Gefitinib
| 證據等級: L5 | 預測適應症: 10 個 |
目錄
Gefitinib: From Non-Small Cell Lung Cancer to Gingival Fibromatosis
One-Sentence Summary
Gefitinib (Iressa) is a first-generation EGFR tyrosine kinase inhibitor originally developed for the treatment of EGFR-mutant non-small cell lung cancer (NSCLC). The TxGNN model predicts it may be effective for Gingival Fibromatosis, with no clinical trials and no publications currently directly supporting this specific indication. This prediction carries the lowest possible evidence level (L5) and the mechanistic rationale is considered weak given the disease's distinct pathophysiology.
Quick Overview
| Item | Content |
|---|---|
| Original Indication | Non-Small Cell Lung Cancer (NSCLC) with activating EGFR mutations |
| Predicted New Indication | Gingival Fibromatosis (fibromatosis, gingival) |
| TxGNN Prediction Score | 99.89% |
| Evidence Level | L5 |
| Singapore Market Status | Not marketed |
| Number of Registrations | 0 |
| Recommended Decision | Hold |
Why is This Prediction Reasonable?
Detailed mechanism of action data is not available from the Singapore regulatory database. Based on established pharmacological knowledge, Gefitinib is a selective inhibitor of the Epidermal Growth Factor Receptor (EGFR) tyrosine kinase domain. By blocking EGFR-mediated downstream signaling — including the RAS/MAPK and PI3K/AKT cascades — it suppresses tumour cell proliferation, promotes apoptosis, and inhibits angiogenesis and invasion. Its efficacy in EGFR-mutant NSCLC (particularly exon 19 deletions and exon 21 L858R substitutions) is well established.
Gingival fibromatosis is primarily caused by mutations in the SOS1, HRAS, or KRAS genes, or is drug-induced (e.g., by cyclosporine, phenytoin, or calcium channel blockers). While EGFR signaling plays a subsidiary role in fibroblast proliferation within connective tissue, it is not the primary driver of this condition. The high TxGNN score (0.9989) most likely reflects a non-specific association between EGFR and connective tissue signaling nodes in the knowledge graph, rather than a genuine therapeutic relationship.
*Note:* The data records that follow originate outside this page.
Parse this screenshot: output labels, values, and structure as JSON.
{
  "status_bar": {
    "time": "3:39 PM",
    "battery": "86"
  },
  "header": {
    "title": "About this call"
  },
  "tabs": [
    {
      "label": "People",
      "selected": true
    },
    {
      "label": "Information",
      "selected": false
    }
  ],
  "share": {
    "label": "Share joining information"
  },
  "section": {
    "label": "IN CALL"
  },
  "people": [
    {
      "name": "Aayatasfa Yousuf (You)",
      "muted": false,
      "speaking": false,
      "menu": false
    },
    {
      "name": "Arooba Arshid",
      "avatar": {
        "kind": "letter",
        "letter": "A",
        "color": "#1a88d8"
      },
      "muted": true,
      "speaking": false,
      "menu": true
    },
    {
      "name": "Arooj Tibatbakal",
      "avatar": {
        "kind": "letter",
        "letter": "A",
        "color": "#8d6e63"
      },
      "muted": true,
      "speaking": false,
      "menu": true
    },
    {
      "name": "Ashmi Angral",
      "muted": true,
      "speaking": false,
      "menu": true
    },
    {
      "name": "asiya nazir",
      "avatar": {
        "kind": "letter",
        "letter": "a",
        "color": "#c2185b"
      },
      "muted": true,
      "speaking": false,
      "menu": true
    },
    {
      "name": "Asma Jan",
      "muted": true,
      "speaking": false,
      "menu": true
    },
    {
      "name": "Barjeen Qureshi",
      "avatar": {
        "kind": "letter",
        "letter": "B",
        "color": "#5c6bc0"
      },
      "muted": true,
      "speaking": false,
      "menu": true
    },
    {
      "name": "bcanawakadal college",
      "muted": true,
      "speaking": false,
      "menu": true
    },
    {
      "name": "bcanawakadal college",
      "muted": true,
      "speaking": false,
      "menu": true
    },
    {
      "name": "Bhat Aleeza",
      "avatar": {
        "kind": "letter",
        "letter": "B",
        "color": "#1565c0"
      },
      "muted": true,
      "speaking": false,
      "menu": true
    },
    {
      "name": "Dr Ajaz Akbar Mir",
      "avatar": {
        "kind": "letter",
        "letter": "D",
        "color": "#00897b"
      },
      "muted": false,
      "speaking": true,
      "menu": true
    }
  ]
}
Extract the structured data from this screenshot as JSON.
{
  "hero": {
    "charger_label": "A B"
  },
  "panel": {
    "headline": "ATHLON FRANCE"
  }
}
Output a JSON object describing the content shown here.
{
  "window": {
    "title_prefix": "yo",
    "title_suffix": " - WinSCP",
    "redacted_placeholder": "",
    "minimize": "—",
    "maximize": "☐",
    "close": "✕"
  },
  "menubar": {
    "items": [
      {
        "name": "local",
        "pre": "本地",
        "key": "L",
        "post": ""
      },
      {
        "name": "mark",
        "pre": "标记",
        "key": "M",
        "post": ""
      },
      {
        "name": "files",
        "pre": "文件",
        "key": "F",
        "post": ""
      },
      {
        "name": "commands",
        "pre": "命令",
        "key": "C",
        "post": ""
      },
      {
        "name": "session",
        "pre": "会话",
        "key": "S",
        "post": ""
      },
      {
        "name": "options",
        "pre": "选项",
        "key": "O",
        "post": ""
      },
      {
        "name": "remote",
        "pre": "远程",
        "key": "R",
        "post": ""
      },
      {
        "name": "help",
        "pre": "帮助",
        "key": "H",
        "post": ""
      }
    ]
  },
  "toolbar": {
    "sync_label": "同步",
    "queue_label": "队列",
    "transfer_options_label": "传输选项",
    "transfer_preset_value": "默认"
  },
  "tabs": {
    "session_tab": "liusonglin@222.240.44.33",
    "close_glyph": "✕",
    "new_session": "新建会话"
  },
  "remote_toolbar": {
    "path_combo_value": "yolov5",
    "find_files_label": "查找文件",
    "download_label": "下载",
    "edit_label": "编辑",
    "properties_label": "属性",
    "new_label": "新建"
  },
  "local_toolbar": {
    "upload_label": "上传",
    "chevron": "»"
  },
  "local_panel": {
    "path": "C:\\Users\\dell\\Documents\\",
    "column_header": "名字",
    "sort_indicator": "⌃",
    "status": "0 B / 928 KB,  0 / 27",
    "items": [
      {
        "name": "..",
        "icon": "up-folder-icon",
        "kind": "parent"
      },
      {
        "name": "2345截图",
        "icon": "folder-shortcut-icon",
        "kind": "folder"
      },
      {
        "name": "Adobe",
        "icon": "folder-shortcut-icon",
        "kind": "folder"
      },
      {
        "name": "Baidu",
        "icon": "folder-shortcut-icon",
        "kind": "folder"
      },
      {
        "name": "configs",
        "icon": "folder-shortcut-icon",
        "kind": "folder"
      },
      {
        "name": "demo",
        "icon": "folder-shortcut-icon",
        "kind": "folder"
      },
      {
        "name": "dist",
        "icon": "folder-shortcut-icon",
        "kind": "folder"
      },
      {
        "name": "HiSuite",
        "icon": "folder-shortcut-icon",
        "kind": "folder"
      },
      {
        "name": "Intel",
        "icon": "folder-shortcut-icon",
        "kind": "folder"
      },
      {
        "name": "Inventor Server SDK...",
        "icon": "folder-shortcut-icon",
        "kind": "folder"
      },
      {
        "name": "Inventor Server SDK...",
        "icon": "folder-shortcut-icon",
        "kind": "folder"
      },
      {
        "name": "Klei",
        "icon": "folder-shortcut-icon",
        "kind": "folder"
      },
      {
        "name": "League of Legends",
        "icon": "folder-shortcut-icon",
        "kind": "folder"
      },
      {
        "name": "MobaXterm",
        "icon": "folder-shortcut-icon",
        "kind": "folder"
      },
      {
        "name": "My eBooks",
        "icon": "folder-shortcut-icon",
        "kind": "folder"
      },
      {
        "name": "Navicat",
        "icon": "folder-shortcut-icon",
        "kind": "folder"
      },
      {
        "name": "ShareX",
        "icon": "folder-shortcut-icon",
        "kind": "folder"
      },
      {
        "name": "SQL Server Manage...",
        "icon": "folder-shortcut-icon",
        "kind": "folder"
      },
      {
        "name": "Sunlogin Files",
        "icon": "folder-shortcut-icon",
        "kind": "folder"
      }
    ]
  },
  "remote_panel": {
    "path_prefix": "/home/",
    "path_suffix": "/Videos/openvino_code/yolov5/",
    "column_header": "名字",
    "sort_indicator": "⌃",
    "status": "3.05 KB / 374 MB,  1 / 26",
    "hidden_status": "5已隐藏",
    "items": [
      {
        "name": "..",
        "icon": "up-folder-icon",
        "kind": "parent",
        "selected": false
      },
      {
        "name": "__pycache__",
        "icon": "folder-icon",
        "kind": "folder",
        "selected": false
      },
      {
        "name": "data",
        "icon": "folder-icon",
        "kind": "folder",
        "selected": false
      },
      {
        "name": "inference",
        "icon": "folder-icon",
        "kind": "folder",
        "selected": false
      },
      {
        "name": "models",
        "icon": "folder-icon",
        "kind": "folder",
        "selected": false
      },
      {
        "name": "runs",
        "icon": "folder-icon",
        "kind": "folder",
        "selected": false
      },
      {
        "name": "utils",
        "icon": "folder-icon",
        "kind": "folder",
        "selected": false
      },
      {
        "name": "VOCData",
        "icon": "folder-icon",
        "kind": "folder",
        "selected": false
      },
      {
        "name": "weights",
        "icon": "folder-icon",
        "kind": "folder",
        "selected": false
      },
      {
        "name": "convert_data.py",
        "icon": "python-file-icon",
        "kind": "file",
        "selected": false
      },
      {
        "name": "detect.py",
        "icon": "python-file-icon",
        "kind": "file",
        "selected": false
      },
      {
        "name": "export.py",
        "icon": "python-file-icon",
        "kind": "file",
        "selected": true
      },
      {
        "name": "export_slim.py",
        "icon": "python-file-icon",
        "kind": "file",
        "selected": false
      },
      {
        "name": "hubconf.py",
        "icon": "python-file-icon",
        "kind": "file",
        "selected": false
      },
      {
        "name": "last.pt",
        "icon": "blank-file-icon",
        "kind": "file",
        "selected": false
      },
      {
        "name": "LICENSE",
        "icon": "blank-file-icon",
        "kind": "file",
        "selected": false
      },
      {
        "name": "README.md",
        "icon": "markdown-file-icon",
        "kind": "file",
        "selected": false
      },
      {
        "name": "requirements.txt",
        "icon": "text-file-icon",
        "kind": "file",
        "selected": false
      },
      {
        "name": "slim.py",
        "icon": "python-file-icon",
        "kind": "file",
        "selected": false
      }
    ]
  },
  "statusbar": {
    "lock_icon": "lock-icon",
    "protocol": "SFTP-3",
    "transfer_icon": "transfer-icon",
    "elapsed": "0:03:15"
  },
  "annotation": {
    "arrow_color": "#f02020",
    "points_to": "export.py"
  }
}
No published literature or registered clinical trials currently support the use of Gefitinib in gingival fibromatosis, and there is no established mechanistic bridge between EGFR inhibition and the pathophysiology of this disease. This prediction should be interpreted with caution.
Clinical Trial Evidence
Currently no related clinical trials registered.
Literature Evidence
Currently no related literature available.
Singapore Market Information
Gefitinib is currently not registered in Singapore. No product authorisations are on record in the regulatory dataset (total registrations: 0).
Cytotoxicity
Gefitinib is an antineoplastic agent (EGFR-targeted therapy). The following applies:
| Item | Content |
|---|---|
| Cytotoxicity Classification | Targeted therapy — First-generation EGFR tyrosine kinase inhibitor (4-anilinoquinazoline class) |
| Myelosuppression Risk | Low (haematological toxicity is uncommon; not conventionally myelosuppressive like cytotoxic chemotherapy) |
| Emetogenicity Classification | Minimal to Low |
| Monitoring Items | Liver function tests (ALT/AST — hepatotoxicity risk), pulmonary function assessment (interstitial lung disease risk), ECG monitoring (QTc interval prolongation), dermatological assessment (acneiform eruption, paronychia, xerosis) |
| Handling Protection | Standard oral antineoplastic precautions apply — do not crush or split tablets; handle with care and follow institutional cytotoxic drug handling procedures |
Safety Considerations
Please refer to the package insert for safety information.
Conclusion and Next Steps
Decision: Hold
Rationale: The TxGNN model assigns a high score to gingival fibromatosis, but this prediction lacks mechanistic plausibility — the disease is primarily driven by SOS1/HRAS/KRAS mutations or drug-induced mechanisms unrelated to EGFR — and is unsupported by any clinical trial or published literature evidence.
To proceed, the following is needed:
- Preclinical investigation (in vitro fibroblast proliferation models) to assess whether EGFR activity is meaningfully elevated in gingival fibromatosis tissue
- Retrieval and review of the Gefitinib package insert (e.g., AstraZeneca Iressa SmPC) to document key warnings, contraindications, and drug interactions
- Drug–drug interaction screening via a validated clinical database (e.g., Lexi-Interact, Micromedex)
- Formal assessment of whether the TxGNN knowledge graph is capturing a specific biological relationship or a non-specific connective tissue node association
Disclaimer
This content is for research purposes only and does not constitute medical advice. Clinical validation is required before any clinical application.